Forrester and SiriusDecisions, in their Customer Advocacy Benchmark 2023, document a central figure. Industrial B2B companies with formal advocacy programmes — defined as structured systems for identifying, capturing, managing and activating referee customers — reduce the acquisition cost of the next customer by between 25 and 40 per cent compared with peers without a formal programme. The difference compounds over time and, over horizons of three to five years, significantly modifies the commercial economics of the company.
A complementary figure applicable to the Spanish context comes from Solunion. 89 per cent of the Spanish industrial business fabric is family-owned and generates 70 per cent of private employment. The family structure concentrates a density of interpersonal relationships and a culture of recommendation between peers that, well managed, turns the installed base into an engine of acquisition at reduced cost. The asset is available. The system to exploit it, in the majority, is not built.
The frequent error in mid-sized industrial companies is to confuse advocacy with relationship marketing. The distinction matters. Relationship marketing is the continuous activity of communication with the installed base to maintain presence. Advocacy is the structured system to convert documented satisfaction of existing customers into qualified pipeline of new customers, with methodology, metrics and assigned responsibility.

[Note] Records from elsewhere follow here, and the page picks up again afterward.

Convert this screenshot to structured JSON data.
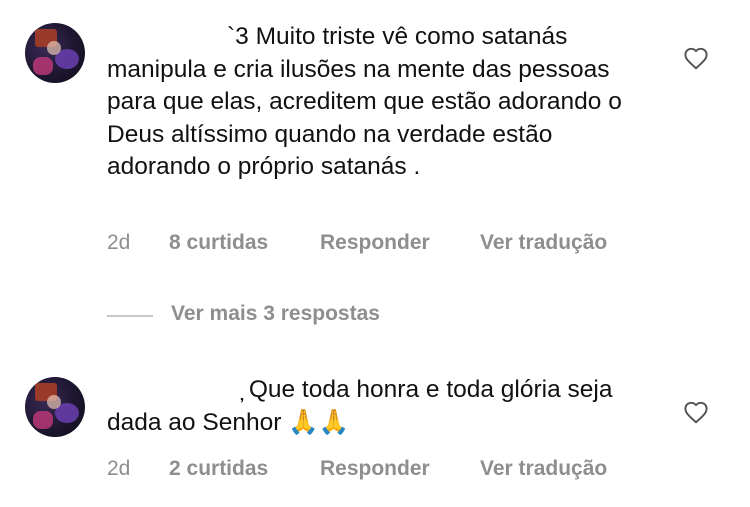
{
  "comments": [
    {
      "username": "`3",
      "text": "Muito triste vê como satanás manipula e cria ilusões na mente das pessoas para que elas, acreditem que estão adorando o Deus altíssimo quando na verdade estão adorando o próprio satanás .",
      "time": "2d",
      "likes": "8 curtidas",
      "reply": "Responder",
      "translate": "Ver tradução"
    },
    {
      "username": "̦",
      "text": "Que toda honra e toda glória seja dada ao Senhor 🙏🙏",
      "time": "2d",
      "likes": "2 curtidas",
      "reply": "Responder",
      "translate": "Ver tradução"
    }
  ],
  "view_more_replies": "Ver mais 3 respostas",
  "icons": {
    "like": "heart-outline-icon"
  }
}
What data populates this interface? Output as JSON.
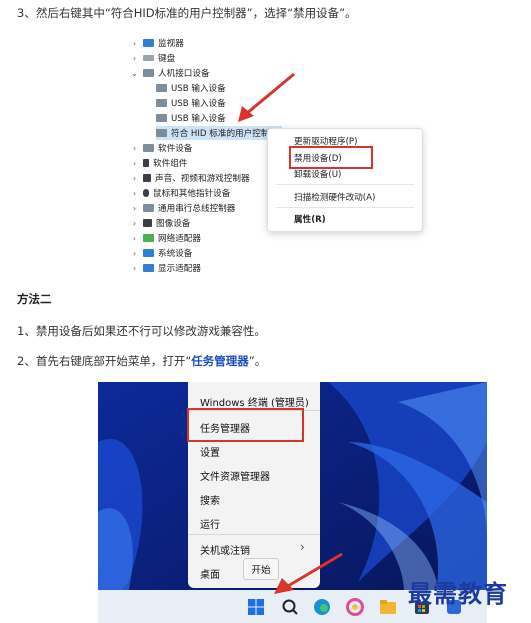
{
  "steps": {
    "step3": "3、然后右键其中“符合HID标准的用户控制器”，选择“禁用设备”。",
    "method2": "方法二",
    "note1": "1、禁用设备后如果还不行可以修改游戏兼容性。",
    "step2_prefix": "2、首先右键底部开始菜单，打开“",
    "step2_highlight": "任务管理器",
    "step2_suffix": "”。"
  },
  "device_tree": {
    "items": [
      {
        "label": "监视器",
        "chevron": "›",
        "icon": "monitor-icon"
      },
      {
        "label": "键盘",
        "chevron": "›",
        "icon": "keyboard-icon"
      },
      {
        "label": "人机接口设备",
        "chevron": "⌄",
        "icon": "hid-icon"
      },
      {
        "label": "USB 输入设备",
        "chevron": "",
        "icon": "usb-device-icon"
      },
      {
        "label": "USB 输入设备",
        "chevron": "",
        "icon": "usb-device-icon"
      },
      {
        "label": "USB 输入设备",
        "chevron": "",
        "icon": "usb-device-icon"
      },
      {
        "label": "符合 HID 标准的用户控制设",
        "chevron": "",
        "icon": "hid-device-icon"
      },
      {
        "label": "软件设备",
        "chevron": "›",
        "icon": "software-device-icon"
      },
      {
        "label": "软件组件",
        "chevron": "›",
        "icon": "software-component-icon"
      },
      {
        "label": "声音、视频和游戏控制器",
        "chevron": "›",
        "icon": "sound-icon"
      },
      {
        "label": "鼠标和其他指针设备",
        "chevron": "›",
        "icon": "mouse-icon"
      },
      {
        "label": "通用串行总线控制器",
        "chevron": "›",
        "icon": "usb-controller-icon"
      },
      {
        "label": "图像设备",
        "chevron": "›",
        "icon": "camera-icon"
      },
      {
        "label": "网络适配器",
        "chevron": "›",
        "icon": "network-icon"
      },
      {
        "label": "系统设备",
        "chevron": "›",
        "icon": "system-icon"
      },
      {
        "label": "显示适配器",
        "chevron": "›",
        "icon": "display-adapter-icon"
      }
    ]
  },
  "context_menu": {
    "update_driver": "更新驱动程序(P)",
    "disable_device": "禁用设备(D)",
    "uninstall_device": "卸载设备(U)",
    "scan_hardware": "扫描检测硬件改动(A)",
    "properties": "属性(R)"
  },
  "win_menu": {
    "terminal_admin": "Windows 终端 (管理员)",
    "task_manager": "任务管理器",
    "settings": "设置",
    "file_explorer": "文件资源管理器",
    "search": "搜索",
    "run": "运行",
    "shutdown": "关机或注销",
    "shutdown_chevron": "›",
    "desktop": "桌面"
  },
  "tooltip": "开始",
  "watermark": "最需教育",
  "colors": {
    "highlight": "#1a4fc0",
    "red_annotation": "#d9342b",
    "wallpaper": "#0a1a6e",
    "watermark": "#1d3a9e"
  }
}
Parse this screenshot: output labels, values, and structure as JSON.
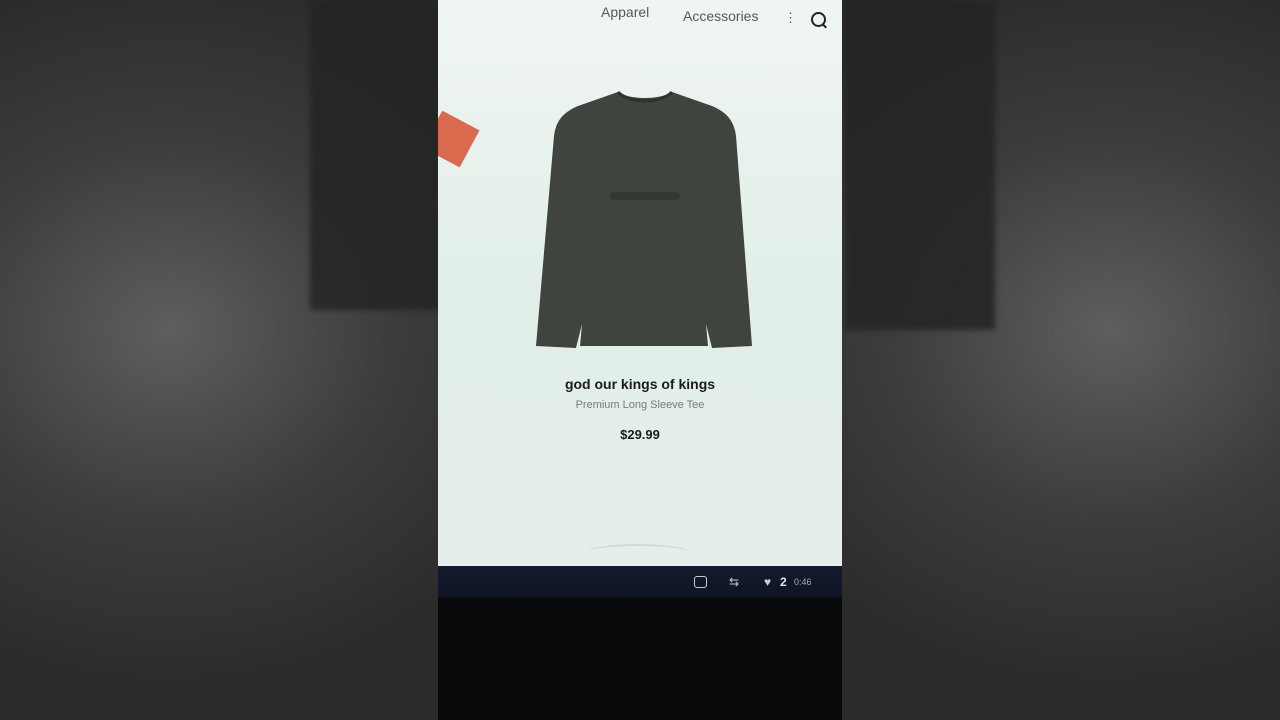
{
  "nav": {
    "apparel": "Apparel",
    "accessories": "Accessories",
    "more": "⋮"
  },
  "product": {
    "title": "god our kings of kings",
    "subtitle": "Premium Long Sleeve Tee",
    "price": "$29.99"
  },
  "footer": {
    "likes": "2",
    "time": "0:46"
  },
  "colors": {
    "shirt": "#3f443f",
    "accent_tag": "#d96a4e",
    "page_bg": "#e6f0eb",
    "footer_bg": "#131a2a"
  },
  "icons": [
    "search-icon",
    "comment-icon",
    "share-icon",
    "heart-icon"
  ]
}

Three elements compose a formal advocacy programme. A systematic process for identifying the customers with the greatest potential to act as advocates, based on post-delivery NPS, relationship history and declared willingness. A system for capturing reusable evidence — published cases, verifiable quotes, willingness to participate as referees in conversations with prospects. An activation mechanism that connects evidence and advocates with the commercial funnel, with assigned responsibility and return metrics.
For general management, the organisational implication is direct. The advocacy programme does not operate as a by-product of usual commercial work. It requires specific resource allocation, executive authority over the coordination between marketing, sales and customer care, and its own metrics that distinguish its contribution from the rest of the commercial system.
Three levers move the indicator in companies that address the programme with discipline. Designate an executive lead for the programme with protected time, not as a complementary task of another function. Build the minimum management infrastructure — repository of advocates, matching system, protocol of responsible use — before scaling the programme to the entire installed base. Measure the specific indicator of acquisition cost adjusted by advocacy contribution, to make the return visible and sustain the investment over time.
The standard objection is that industrial advocacy is hard to scale because it depends on personal relationships that do not systematise well. The objection correctly describes the challenge without justifying inaction. Systematisation does not eliminate personal relationships: it supports them with infrastructure. The salesperson continues to conduct the relationship. The system provides the tools, the data and the mechanics that allow them to scale what would otherwise be limited to their individual agenda.
Turning industrial advocacy into a formal programme with executive responsibility and its own metrics is one of the levers with the highest ratio of implementation cost to accumulated return available in mid-sized industry, and one that meets the most organisational resistance in initial deployment.